In the first month of his administration, Barack Obama shoved Republicans aside from discussions on economic stimulus, smugly telling them “he won”, so things were going to be done his way;
In the second month of his administration, Barack Obama put together a plan to take over the financial industry and the auto industry all while protecting those who decimated the housing industry;
In the third month of his administration, Barack Obama appointed multiple Cabinet and staff whose tax dodging and other legal entanglements compromised his pledges of honesty and integrity in government;
In the fourth and fifth months of his administration, Barack Obama’s right hand Rahm Emmanuel was caught trying to take control of the U.S. Census process to tilt the counting of American citizens to favor Democrats in election politics;
In the last three months of his administration, Barack Obama has tried to shove an unbelievably bloated, contorted, impossible to understand, implement and pay for healthcare system under the guise of reform without letting people read or debate it. We also discovered that he had reached back room deals with a number of insurance companies in the process – a practice he specifically said would not happen during his term.

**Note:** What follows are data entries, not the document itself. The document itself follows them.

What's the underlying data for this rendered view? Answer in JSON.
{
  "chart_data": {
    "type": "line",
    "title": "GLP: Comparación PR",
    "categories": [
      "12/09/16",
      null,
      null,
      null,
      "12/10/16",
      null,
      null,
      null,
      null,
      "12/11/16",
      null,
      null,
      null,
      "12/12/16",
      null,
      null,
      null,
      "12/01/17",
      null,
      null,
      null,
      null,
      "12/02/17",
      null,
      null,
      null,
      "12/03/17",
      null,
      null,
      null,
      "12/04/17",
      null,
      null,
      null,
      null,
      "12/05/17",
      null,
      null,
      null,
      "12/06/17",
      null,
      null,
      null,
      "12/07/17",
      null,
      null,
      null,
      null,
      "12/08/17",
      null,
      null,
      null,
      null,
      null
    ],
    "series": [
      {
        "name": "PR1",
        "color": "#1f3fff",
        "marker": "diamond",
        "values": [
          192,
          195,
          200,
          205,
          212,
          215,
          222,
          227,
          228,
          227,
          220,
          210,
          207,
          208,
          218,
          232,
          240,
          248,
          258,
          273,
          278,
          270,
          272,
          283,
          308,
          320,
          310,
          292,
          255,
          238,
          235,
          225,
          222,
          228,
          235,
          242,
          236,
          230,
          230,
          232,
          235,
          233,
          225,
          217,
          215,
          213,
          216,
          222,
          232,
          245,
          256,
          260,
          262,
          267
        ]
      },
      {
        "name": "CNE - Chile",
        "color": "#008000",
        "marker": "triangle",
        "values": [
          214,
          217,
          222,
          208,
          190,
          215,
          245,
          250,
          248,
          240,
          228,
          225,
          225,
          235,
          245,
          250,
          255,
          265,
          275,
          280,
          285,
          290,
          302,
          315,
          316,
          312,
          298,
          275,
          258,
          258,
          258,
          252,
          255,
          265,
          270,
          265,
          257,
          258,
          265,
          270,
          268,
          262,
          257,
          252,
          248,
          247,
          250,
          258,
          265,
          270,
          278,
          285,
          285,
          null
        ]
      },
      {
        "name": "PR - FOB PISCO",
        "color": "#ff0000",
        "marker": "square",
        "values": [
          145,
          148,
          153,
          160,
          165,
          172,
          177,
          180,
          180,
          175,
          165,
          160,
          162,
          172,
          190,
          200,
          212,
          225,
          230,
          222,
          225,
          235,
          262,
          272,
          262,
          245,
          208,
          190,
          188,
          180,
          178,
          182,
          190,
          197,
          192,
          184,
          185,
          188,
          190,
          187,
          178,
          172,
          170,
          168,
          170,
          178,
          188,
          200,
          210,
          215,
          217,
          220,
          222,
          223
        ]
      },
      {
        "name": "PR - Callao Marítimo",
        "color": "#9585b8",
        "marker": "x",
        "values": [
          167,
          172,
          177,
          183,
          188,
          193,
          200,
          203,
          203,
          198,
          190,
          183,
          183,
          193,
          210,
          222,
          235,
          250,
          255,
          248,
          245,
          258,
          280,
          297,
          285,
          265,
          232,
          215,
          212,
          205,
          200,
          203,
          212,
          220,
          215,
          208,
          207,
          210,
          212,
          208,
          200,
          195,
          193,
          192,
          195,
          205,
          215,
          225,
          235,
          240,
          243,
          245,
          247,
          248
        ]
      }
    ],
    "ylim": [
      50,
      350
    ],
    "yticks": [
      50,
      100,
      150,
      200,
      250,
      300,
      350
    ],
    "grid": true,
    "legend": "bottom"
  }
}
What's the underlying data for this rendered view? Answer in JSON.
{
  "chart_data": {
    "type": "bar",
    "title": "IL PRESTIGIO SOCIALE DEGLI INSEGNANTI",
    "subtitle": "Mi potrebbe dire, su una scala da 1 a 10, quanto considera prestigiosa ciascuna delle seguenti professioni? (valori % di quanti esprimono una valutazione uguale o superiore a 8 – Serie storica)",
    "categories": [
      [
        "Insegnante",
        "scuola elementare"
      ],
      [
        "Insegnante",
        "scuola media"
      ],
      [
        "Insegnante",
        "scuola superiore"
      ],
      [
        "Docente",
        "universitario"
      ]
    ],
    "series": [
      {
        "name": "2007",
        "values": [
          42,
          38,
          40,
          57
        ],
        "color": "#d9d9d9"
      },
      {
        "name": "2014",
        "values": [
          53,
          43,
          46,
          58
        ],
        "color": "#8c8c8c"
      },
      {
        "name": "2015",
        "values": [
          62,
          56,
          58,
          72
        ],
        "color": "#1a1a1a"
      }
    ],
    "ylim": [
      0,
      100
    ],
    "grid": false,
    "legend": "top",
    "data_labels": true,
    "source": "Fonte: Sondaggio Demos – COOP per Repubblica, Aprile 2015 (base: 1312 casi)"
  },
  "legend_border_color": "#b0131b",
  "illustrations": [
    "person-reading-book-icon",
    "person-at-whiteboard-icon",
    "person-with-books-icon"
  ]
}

Now, it has come to light that Barack Obama’s education speech isn’t just a speech, it’s the focus of a lesson plan developed by the White House to challenge children to find ways they can help him.

I’m sorry, but if the shoe fits…

Barack Obama has caused this outrage because of his heavy-handed tactics to push his policies through, his arrogance and smugness, his willingness to intentionally surround himself with people who do not measure up to public standards of moral and ethical conduct, and his brazen (and ill-conceived) intentions of taking control of just about every industry in America. That kind of conduct breeds intense distrust in Americans; we don’t like people who act like they’re better than we are, and we surely don’t like people who try to pull the wool over our eyes and then insult us for taking it off. Barack Obama has politicized the office of the Presidency so much so that 63% of Americans (according to a recent Facebook poll) would rather ban public addresses by the President in schools unless they have been reviewed by parents and teachers first than let those addresses happen without oversight. This is a serious problem. If Americans distrust their President so deeply they would rather censor him than listen to him, how can we hope to build any kind of common ground anywhere going forward?